Insomma non si può certo negare che la bellissima Lindsay sia almeno un po’ fortunata, se di fortuna si può parlare. Si ricorda, infatti, che anche la sua condanna a tre mesi di carcere ha subito una riduzione. I 90 giorni previsti si sono tramutati in 14 giorni di cella e in un periodo di riabilitazione. Proprio per non aver rispettato questo periodo di rieducazione, obbligatorio e prescritto a seguito della precedente condanna per guida in stato di ebbrezza, il tribunale di Los Angeles le ha inflitto un periodo di cura di 90 giorni nell’ospedale psichico di UCLA, in California. Tuttavia anche in questo caso c’è stata una riduzione di pena. Dopo 23 giorni, l’equipe medica ha stabilito che la paziente potrà continuare il restante periodo di riabilitazione tra le mura domestiche.

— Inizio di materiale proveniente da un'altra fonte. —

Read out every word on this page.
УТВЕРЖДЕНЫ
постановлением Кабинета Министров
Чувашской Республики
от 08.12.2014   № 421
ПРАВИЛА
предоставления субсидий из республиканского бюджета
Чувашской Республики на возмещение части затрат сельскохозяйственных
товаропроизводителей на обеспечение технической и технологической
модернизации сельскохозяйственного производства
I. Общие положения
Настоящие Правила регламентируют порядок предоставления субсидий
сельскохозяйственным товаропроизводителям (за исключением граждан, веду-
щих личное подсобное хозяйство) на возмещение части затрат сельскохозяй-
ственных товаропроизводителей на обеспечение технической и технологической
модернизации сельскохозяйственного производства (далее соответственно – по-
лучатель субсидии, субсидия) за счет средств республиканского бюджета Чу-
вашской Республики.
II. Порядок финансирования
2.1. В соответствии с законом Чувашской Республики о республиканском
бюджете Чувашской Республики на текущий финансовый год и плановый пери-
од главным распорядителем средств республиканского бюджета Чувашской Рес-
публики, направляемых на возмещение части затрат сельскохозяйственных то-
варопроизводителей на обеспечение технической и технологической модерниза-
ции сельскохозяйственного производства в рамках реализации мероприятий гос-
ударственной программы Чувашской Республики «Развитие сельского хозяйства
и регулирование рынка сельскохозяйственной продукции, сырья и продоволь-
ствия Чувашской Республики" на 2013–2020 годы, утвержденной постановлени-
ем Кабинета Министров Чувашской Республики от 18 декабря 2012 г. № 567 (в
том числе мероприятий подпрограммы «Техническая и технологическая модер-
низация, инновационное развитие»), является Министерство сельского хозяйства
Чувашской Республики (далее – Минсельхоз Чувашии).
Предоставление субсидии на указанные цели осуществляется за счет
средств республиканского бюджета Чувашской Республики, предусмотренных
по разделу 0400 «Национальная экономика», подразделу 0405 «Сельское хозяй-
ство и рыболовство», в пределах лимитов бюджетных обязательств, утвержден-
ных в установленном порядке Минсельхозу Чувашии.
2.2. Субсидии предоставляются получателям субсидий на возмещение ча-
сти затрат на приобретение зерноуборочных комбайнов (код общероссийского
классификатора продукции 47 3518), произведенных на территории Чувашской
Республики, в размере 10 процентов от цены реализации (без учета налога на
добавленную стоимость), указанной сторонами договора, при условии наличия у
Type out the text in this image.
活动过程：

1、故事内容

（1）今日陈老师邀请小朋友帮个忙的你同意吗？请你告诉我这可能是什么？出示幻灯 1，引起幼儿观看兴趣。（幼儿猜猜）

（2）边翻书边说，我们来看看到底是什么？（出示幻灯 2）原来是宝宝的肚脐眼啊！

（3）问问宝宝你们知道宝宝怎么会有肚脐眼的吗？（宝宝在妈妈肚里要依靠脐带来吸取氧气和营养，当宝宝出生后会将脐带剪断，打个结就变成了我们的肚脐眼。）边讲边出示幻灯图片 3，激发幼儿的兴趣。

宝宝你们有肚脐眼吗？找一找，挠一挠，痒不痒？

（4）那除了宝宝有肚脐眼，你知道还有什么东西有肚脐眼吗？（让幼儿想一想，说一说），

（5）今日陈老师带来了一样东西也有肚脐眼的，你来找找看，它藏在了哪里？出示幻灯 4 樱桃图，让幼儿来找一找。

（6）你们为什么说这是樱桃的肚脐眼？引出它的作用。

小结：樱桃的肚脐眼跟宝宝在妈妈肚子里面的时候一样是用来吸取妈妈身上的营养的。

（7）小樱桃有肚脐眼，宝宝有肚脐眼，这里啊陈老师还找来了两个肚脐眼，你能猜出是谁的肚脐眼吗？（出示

Oltre a continuare le cure a casa, sarà sottoposta a visite di controllo, decise in modo casuale, e non potrà allontanarsi da Los Angeles fino al 1° novembre. Se i medici troveranno una minima presenza di alcol e/o droga, l’attrice potrebbe finire nuovamente in carcere per altri trenta giorni. A stabilirlo è stato il giudice Elden Fox.

La Lohan avrà imparato la lezione? Secondo il suo avvocato sembra proprio di sì. “Lindsay sta aspettando con impazienza di poter tornare ad avere una vita produttiva e degli impegni di lavoro. È cambiata. Ora sembra sana, mentalmente positiva e guarda al futuro con ottimismo. Ha fatto tutto quello che fin’ora le hanno prescritto”.